In reviewing Stefan Brodie's motion for judgment of acquittal, Judge McLaughlin noted that the court must determine whether, "upon the evidence, giving full play to the right of the jury to determine credibility, weigh the evidence, and draw justifiable inferences of fact, a reasonable mind might fairly conclude guilt beyond a reasonable doubt." The trial judge also noted that "the question the Court must answer is whether a rational jury could find beyond a reasonable doubt that the defendant knowingly and willfully joined a conspiracy to violate TWEA and the CACRs." In reviewing the evidence presented at trial, the trial judge found that very little evidence presented by the government during the six days of its case-in-chief related to Stefan Brodie. The judge also found that there was no direct evidence presented demonstrating his involvement in any of the sales or reimbursements of expenses alleged in the indictment. As a result, the trial judge found that there was insufficient evidence of Stefan Brodie's knowing and willful participation in the charged conspiracy and therefore granted the motion for acquittal.
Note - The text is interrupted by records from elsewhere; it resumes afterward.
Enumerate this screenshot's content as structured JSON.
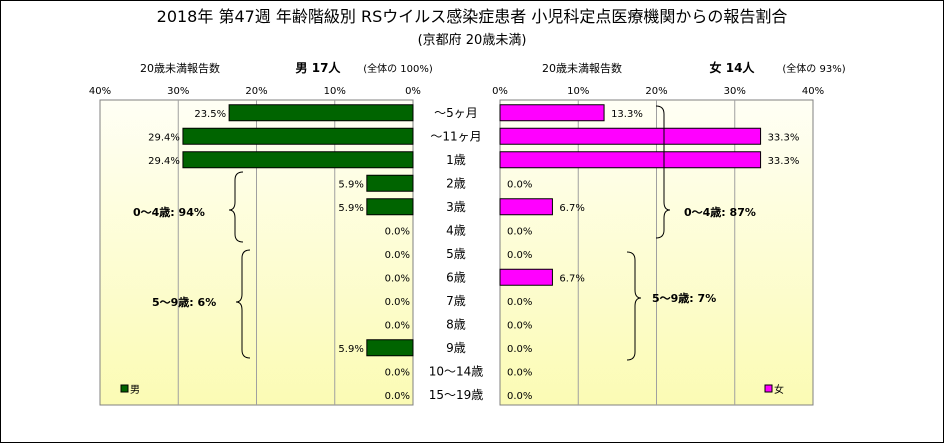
{
  "title": "2018年 第47週 年齢階級別 RSウイルス感染症患者 小児科定点医療機関からの報告割合",
  "subtitle": "(京都府 20歳未満)",
  "male_header": {
    "label": "20歳未満報告数",
    "title": "男 17人",
    "total": "(全体の 100%)"
  },
  "female_header": {
    "label": "20歳未満報告数",
    "title": "女 14人",
    "total": "(全体の 93%)"
  },
  "male_ticks": [
    "40%",
    "30%",
    "20%",
    "10%",
    "0%"
  ],
  "female_ticks": [
    "0%",
    "10%",
    "20%",
    "30%",
    "40%"
  ],
  "annotations": {
    "male_0_4": "0〜4歳: 94%",
    "male_5_9": "5〜9歳: 6%",
    "female_0_4": "0〜4歳: 87%",
    "female_5_9": "5〜9歳: 7%"
  },
  "legend": {
    "male": "男",
    "female": "女"
  },
  "colors": {
    "male": "#006400",
    "female": "#ff00ff",
    "bg_top": "#fffff5",
    "bg_bottom": "#fbfbb4"
  },
  "chart_data": {
    "type": "bar",
    "orientation": "horizontal-butterfly",
    "categories": [
      "〜5ヶ月",
      "〜11ヶ月",
      "1歳",
      "2歳",
      "3歳",
      "4歳",
      "5歳",
      "6歳",
      "7歳",
      "8歳",
      "9歳",
      "10〜14歳",
      "15〜19歳"
    ],
    "series": [
      {
        "name": "男",
        "values": [
          23.5,
          29.4,
          29.4,
          5.9,
          5.9,
          0.0,
          0.0,
          0.0,
          0.0,
          0.0,
          5.9,
          0.0,
          0.0
        ],
        "labels": [
          "23.5%",
          "29.4%",
          "29.4%",
          "5.9%",
          "5.9%",
          "0.0%",
          "0.0%",
          "0.0%",
          "0.0%",
          "0.0%",
          "5.9%",
          "0.0%",
          "0.0%"
        ]
      },
      {
        "name": "女",
        "values": [
          13.3,
          33.3,
          33.3,
          0.0,
          6.7,
          0.0,
          0.0,
          6.7,
          0.0,
          0.0,
          0.0,
          0.0,
          0.0
        ],
        "labels": [
          "13.3%",
          "33.3%",
          "33.3%",
          "0.0%",
          "6.7%",
          "0.0%",
          "0.0%",
          "6.7%",
          "0.0%",
          "0.0%",
          "0.0%",
          "0.0%",
          "0.0%"
        ]
      }
    ],
    "xlim": [
      0,
      40
    ],
    "grid": true,
    "legend_position": "bottom"
  }
}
See United States v. Brodie, 268 F. Supp. 2d 408 (E.D. Pa. 2002).

The U.S. government appealed the trial judge's decision to grant Stefan Brodie's motion for judgment of acquittal to the Third Circuit. After reviewing the evidence presented during the trial in detail, the Third Circuit held that "we are satisfied that a reasonable jury could conclude beyond a reasonable doubt that the Defendant had actual knowledge of the law violated, the facts constituting the offense and the illicit purpose of the conspiracy." The Court also concluded "that a reasonable jury could find the knowledge requirements of the crime met on a theory of willful blindness" and found that the evidence presented during the trial "paints a convincing picture of the Defendant as a company president who deliberately stuck his head in the sand regarding the involvement of the U.S. entity in the prohibited transactions."

In the opinion's conclusion, the Third Circuit's noted that "deciding a motion for judgment of acquittal in a conspiracy case built entirely on circumstantial evidence is not an easy task, and was made all the more difficult in this case by the complexities of the underlying substantive law and voluminous record." However, after reviewing the government's evidence against Stefan Brodie, the Third Circuit found that the trial judge erred in entering the judgment of acquittal and reinstated the jury's guilty verdict.

This must-read opinion, which contains a very detailed account of the evidence presented at trial regarding the efforts that Bro-Tech and its senior executives took to sell its products to Cuba, can be found at the following link:
www.ca3.uscourts.gov/opinarch/022662p.pdf.